Van Jones has received a dramatic rehabilitation from the liberal media after conservative outlets dug out that Jones called himself a communist and signed a 9/11 truther petition, among other radical-left stands. (He also called President Bush a “crackhead” and Republicans “a–holes.”) He’s been reinvented like Sharpton.
But on NPR’s “Tell Me More” on Tuesday, NPR host Michel Martin gave Jones almost 12 minutes of air time. The headline on NPR’s website for the Jones interview was “Green Jobs Guru Back To Energize Progressive Base?” She began by calling the truther petition a “made-up story.” If it was fictional, why was it reported by “mainstream media” (sort of) and why was Jones pressed to resign? Martin began with Earth Day oozing in her introduction:
It was Earth Day this weekend and maybe you were one of the Americans who spent time planting trees or clearing litter from a local park or river. But our next guest has been a strong voice for putting green issues at the top of our national agenda every day. After years as a human rights and environmental activist, Van Jones became a national figure as a special advisor to President Obama for green jobs. He resigned in 2009 after a number of conservative media figures connected him to a petition that questioned who was responsible for the 9/11 attacks.
When liberal journalists don’t want to admit something, they insist “conservative media figures” were the only ones who stooped to note reality. Here’s what ABC’s Jake Tapper blogged (as the networks tried to pawn off the Jones resignation as a “distraction”):
A top environmental official of the Obama administration issued a statement Thursday apologizing for past incendiary statement and denying that he ever agreed with a 2004 petition on which his name appears...
In a statement issued Thursday evening Jones said of "the petition that was circulated today, I do not agree with this statement and it certainly does not reflect my views now or ever." He did not explain how his name came to be on the petition. An administration source said Jones says he did not carefully review the language in the petition before agreeing to add his name.
But NPR pitched it as a lie:
MARTIN: I mean, I think we should get the pain point out up front. You resigned in 2009 after it was reported that you signed a petition questioning who was responsible for the 9/11 attacks. Did you sign that petition?

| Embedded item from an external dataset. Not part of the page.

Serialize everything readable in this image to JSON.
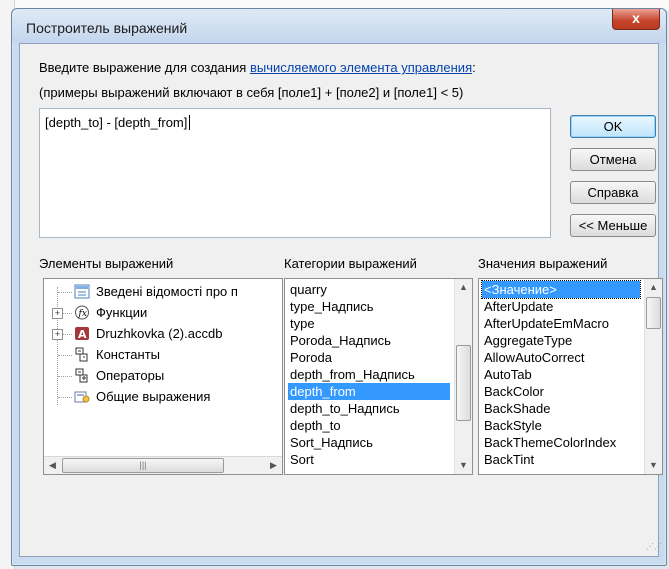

JONES: Never signed it, never saw it. And the 9/11 Truth Organization itself came out and said they didn't have a signature for me. But, you know, that's politics.
MARTIN: How do you feel about that now, the fact that this was a made-up story. I mean, you lost your job over a made-up story. How do you feel about your departure?
JONES: Well, you know, it was two and a half years ago, so I've had a lot of time to digest it and to move forward. You know, a lot of people had a bad year in 2008, 2009. (Laughter)
When I first found the interview on the radio on Tuesday, Jones was oddly claiming that Team Obama never claimed to “save” jobs for public-sector workers with the “stimulus” and never argued there were tax cuts in the package – both assertions which are self-evidently false.
MARTIN: So it sounds to me like you're agreeing with those who would argue that both the Tea Party Movement and the Republican leadership successfully have moved the center of gravity to the right.
MARTIN: It sounds to me like you're saying they outmaneuvered. the administration and the left in the messaging.
JONES: I agree.
MARTIN: So tell me what the Obama administration did wrong.
JONES: We should have been stronger on our values. And then I think the president missed other opportunities. For instance, like with the stimulus package. A third of the stimulus package was tax cuts. You hear of Bush tax cuts all the time. You never hear of Obama tax cuts, but he cut taxes for 95 percent of Americans. Never took credit. Another third of the stimulus - they talked about jobs created or saved. They never talk about the jobs they saved. Cops, firefighters, teachers.
MARTIN: Why not?
JONES: Because I think that they bought into this idea that this was going to be some kind of job creating package and got locked into that argument and only a third of the stimulus was even about jobs. Another third was tax cuts for 95 percent of Americans. The other third was keeping cops on the beat.
When you don't claim your political victories and let the other side define the stimulus for you as a failed jobs package and then you try to argue about how many jobs you created, that is a form of political malpractice in some ways.
What’s “political malpractice” is trying to revise history about 2009 and claim things were “made up” which were not made up and claim Team Obama never made arguments that they made routinely.